According to a draft report by the Organization of the Petroleum Exporting Countries (OPEC), oil prices will stay below $100.00 until at least 2025. In the most optimistic scenario, OPEC says oil will sell for around $76.00 per barrel in 10 years’ time. On the other hand, it also said crude oil prices could be as low as just $40.00 per barrel in 2025.
Either scenario is bad for the U.S. economy, as well as oil and gas producers.
Oil Rally in Jeopardy
OPEC, which represents 12 of the top oil-producing countries, said it expects oil prices to remain under $100.00 a barrel for the next 10 years. In the last few weeks, prices have rallied after hitting six-year lows in mid-March. But now there are worries of whether this rally will lose steam.
Oil prices tanked 60% after OPEC announced it was not going to cut its output last summer. While oil prices have rebounded slightly, they are still down 45% over last June’s highs. And there are fears oil prices could tumble even further if the U.S. and OPEC maintain their steady output.
Lower gas prices caused Americans to hit the road in record numbers last winter. Lower oil prices are good for the U.S. economy in the short run. It increases disposal income, which gives Americans more money to spend on things they like to buy.

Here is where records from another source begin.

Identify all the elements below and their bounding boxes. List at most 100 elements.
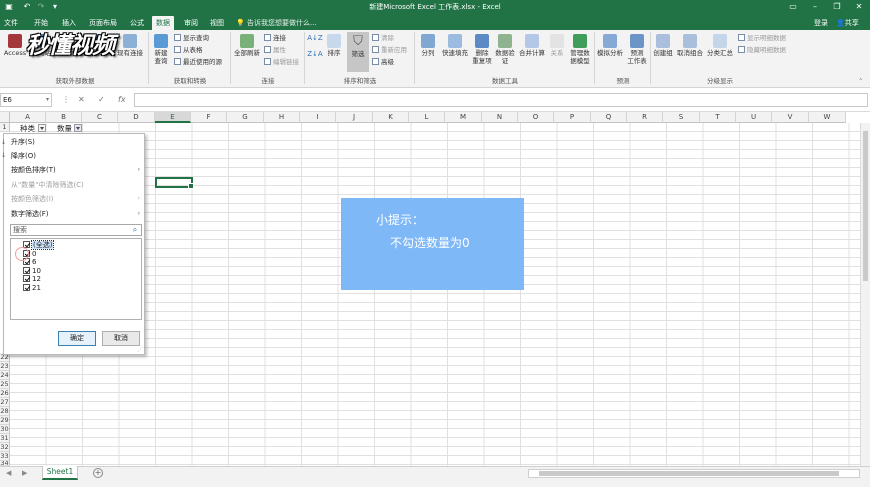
checkbox-checked-icon[interactable] — [23, 284, 30, 291]
column-header-r[interactable]: R — [627, 112, 663, 123]
filter-dropdown-a1[interactable] — [38, 124, 46, 132]
tab-review[interactable]: 审阅 — [182, 16, 200, 30]
column-header-f[interactable]: F — [191, 112, 227, 123]
tab-view[interactable]: 视图 — [208, 16, 226, 30]
column-header-v[interactable]: V — [772, 112, 809, 123]
from-table-button[interactable]: 从表格 — [174, 46, 203, 55]
show-queries-button[interactable]: 显示查询 — [174, 34, 209, 43]
value-21[interactable]: 21 — [23, 284, 41, 292]
row-header-31[interactable]: 31 — [0, 434, 10, 443]
enter-icon[interactable]: ✓ — [98, 93, 105, 107]
data-validation-button[interactable]: 数据验 证 — [494, 34, 516, 65]
cell-a1[interactable]: 种类 — [20, 124, 35, 133]
minimize-icon[interactable]: – — [804, 0, 826, 14]
manage-data-model-button[interactable]: 管理数 据模型 — [568, 34, 592, 65]
tab-data[interactable]: 数据 — [152, 16, 174, 30]
advanced-filter-button[interactable]: 高级 — [372, 58, 394, 67]
text-to-columns-button[interactable]: 分列 — [418, 34, 438, 57]
checkbox-checked-icon[interactable] — [23, 267, 30, 274]
column-header-k[interactable]: K — [373, 112, 409, 123]
add-sheet-icon[interactable]: + — [93, 468, 103, 478]
refresh-all-button[interactable]: 全部刷新 — [232, 34, 262, 57]
column-header-d[interactable]: D — [118, 112, 155, 123]
column-header-q[interactable]: Q — [591, 112, 627, 123]
column-header-l[interactable]: L — [409, 112, 445, 123]
group-button[interactable]: 创建组 — [652, 34, 674, 57]
column-header-m[interactable]: M — [445, 112, 482, 123]
column-header-a[interactable]: A — [10, 112, 46, 123]
sign-in-link[interactable]: 登录 — [814, 16, 828, 30]
prev-sheet-icon[interactable]: ◀ — [6, 467, 11, 480]
what-if-analysis-button[interactable]: 模拟分析 — [596, 34, 624, 57]
checkbox-checked-icon[interactable] — [23, 275, 30, 282]
sheet-tab-sheet1[interactable]: Sheet1 — [42, 466, 78, 480]
row-header-33[interactable]: 33 — [0, 452, 10, 461]
row-header-23[interactable]: 23 — [0, 362, 10, 371]
row-header-1[interactable]: 1 — [0, 123, 10, 132]
search-icon[interactable]: ⌕ — [130, 225, 140, 235]
sort-az-button[interactable]: A↓Z — [306, 34, 324, 42]
existing-connections-button[interactable]: 现有连接 — [116, 34, 144, 57]
column-header-c[interactable]: C — [82, 112, 118, 123]
menu-sort-ascending[interactable]: 升序(S) — [11, 137, 35, 147]
horizontal-scroll-thumb[interactable] — [539, 471, 839, 476]
column-header-t[interactable]: T — [700, 112, 736, 123]
ungroup-button[interactable]: 取消组合 — [676, 34, 704, 57]
filter-search-input[interactable]: 搜索 ⌕ — [10, 224, 142, 236]
row-header-27[interactable]: 27 — [0, 398, 10, 407]
menu-sort-descending[interactable]: 降序(O) — [11, 151, 36, 161]
value-10[interactable]: 10 — [23, 267, 41, 275]
recent-sources-button[interactable]: 最近使用的源 — [174, 58, 222, 67]
insert-function-icon[interactable]: fx — [118, 93, 126, 107]
column-header-p[interactable]: P — [554, 112, 591, 123]
column-header-j[interactable]: J — [336, 112, 373, 123]
menu-number-filters[interactable]: 数字筛选(F) — [11, 209, 49, 219]
resize-grip-icon[interactable]: ⋰ — [137, 347, 143, 353]
value-select-all[interactable]: (全选) — [23, 240, 55, 250]
connections-button[interactable]: 连接 — [264, 34, 286, 43]
cancel-icon[interactable]: ✕ — [78, 93, 85, 107]
column-header-w[interactable]: W — [809, 112, 846, 123]
tab-file[interactable]: 文件 — [2, 16, 20, 30]
menu-sort-by-color[interactable]: 按颜色排序(T) — [11, 165, 56, 175]
from-access-button[interactable]: Access — [2, 34, 28, 57]
name-box[interactable]: E6 — [0, 93, 52, 107]
vertical-scroll-thumb[interactable] — [863, 131, 868, 281]
name-box-dropdown-icon[interactable]: ▾ — [46, 93, 49, 107]
column-header-e[interactable]: E — [155, 112, 191, 123]
new-query-button[interactable]: 新建 查询 — [150, 34, 172, 65]
column-header-u[interactable]: U — [736, 112, 772, 123]
row-header-26[interactable]: 26 — [0, 389, 10, 398]
value-12[interactable]: 12 — [23, 275, 41, 283]
column-header-n[interactable]: N — [482, 112, 518, 123]
column-header-b[interactable]: B — [46, 112, 82, 123]
filter-dropdown-b1[interactable] — [74, 124, 82, 132]
column-header-g[interactable]: G — [227, 112, 264, 123]
formula-input[interactable] — [134, 93, 868, 107]
consolidate-button[interactable]: 合并计算 — [518, 34, 546, 57]
cell-b1[interactable]: 数量 — [57, 124, 72, 133]
subtotal-button[interactable]: 分类汇总 — [706, 34, 734, 57]
restore-icon[interactable]: ❐ — [826, 0, 848, 14]
column-header-i[interactable]: I — [300, 112, 336, 123]
vertical-scrollbar[interactable] — [860, 123, 870, 466]
tell-me-box[interactable]: 💡 告诉我您想要做什么... — [236, 16, 317, 30]
close-icon[interactable]: ✕ — [848, 0, 870, 14]
column-header-o[interactable]: O — [518, 112, 554, 123]
ribbon-options-icon[interactable]: ▭ — [782, 0, 804, 14]
ok-button[interactable]: 确定 — [58, 331, 96, 346]
column-header-s[interactable]: S — [663, 112, 700, 123]
collapse-ribbon-icon[interactable]: ⌃ — [858, 77, 863, 86]
row-header-29[interactable]: 29 — [0, 416, 10, 425]
forecast-sheet-button[interactable]: 预测 工作表 — [626, 34, 648, 65]
share-button[interactable]: 👤共享 — [836, 16, 859, 30]
horizontal-scrollbar[interactable] — [528, 469, 860, 478]
next-sheet-icon[interactable]: ▶ — [22, 467, 27, 480]
sort-za-button[interactable]: Z↓A — [306, 50, 324, 58]
cancel-button[interactable]: 取消 — [102, 331, 140, 346]
select-all-corner[interactable] — [0, 112, 10, 123]
tab-formulas[interactable]: 公式 — [128, 16, 146, 30]
row-header-32[interactable]: 32 — [0, 443, 10, 452]
filter-button[interactable]: ⛉ 筛选 — [347, 32, 369, 72]
column-header-h[interactable]: H — [264, 112, 300, 123]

However, in the long run, it could also decrease savings and reduce financial security. Lower gas prices could reduce the inflation rate into negative territory which could also force the Federal Reserve to actually cut its key lending rate. Unfortunately, a lower interest rate discourages people from saving their excess disposal income.
Basic Economics at Play in the Oil Market
Since oil prices started to decline last summer, the number of rigs drilling in the U.S. has fallen to multi-year lows. North Dakota state data shows 84 active drilling rigs in service as of Monday, May 11; the lowest on record in more than five years. In the prior week, there were 86 active rigs. In the same week last year, there were 108 active rigs. (Source: UPI.com, May 11, 2015.)
Now that OPEC has announced plans to maintain its production output and keep oil prices artificially low for the next decade, U.S. oil producers could get even more discouraged.
On top of that, a strong U.S. dollar and OPEC’s steady production will increase U.S. imports and reduce drilling here at home. This will translate into higher unemployment in the U.S. oil industry, putting the brakes on an already fragile economy. If crude prices continue to decline, U.S. oil companies will be forced to reduce costs, not just by cutting back on production, but also future projects, and research and development.
At a time when demand for oil is weak, increased supply from sources outside OPEC and the U.S. will put further pressure on oil prices. That said, geopolitical tensions in Yemen, the nuclear deal between Iran and P5+1 (United States, Russia, China, United Kingdom, France, plus Germany), and the growing threat of ISIS in the Middle East could cause oil prices to fluctuate.
In this uncertain environment, if the supply continues to increase and demand weakens, it will not be surprising to see oil prices remain at current levels. I suggest that investors pay more attention to the risk involved in taking a position in oil and gas companies than expected returns.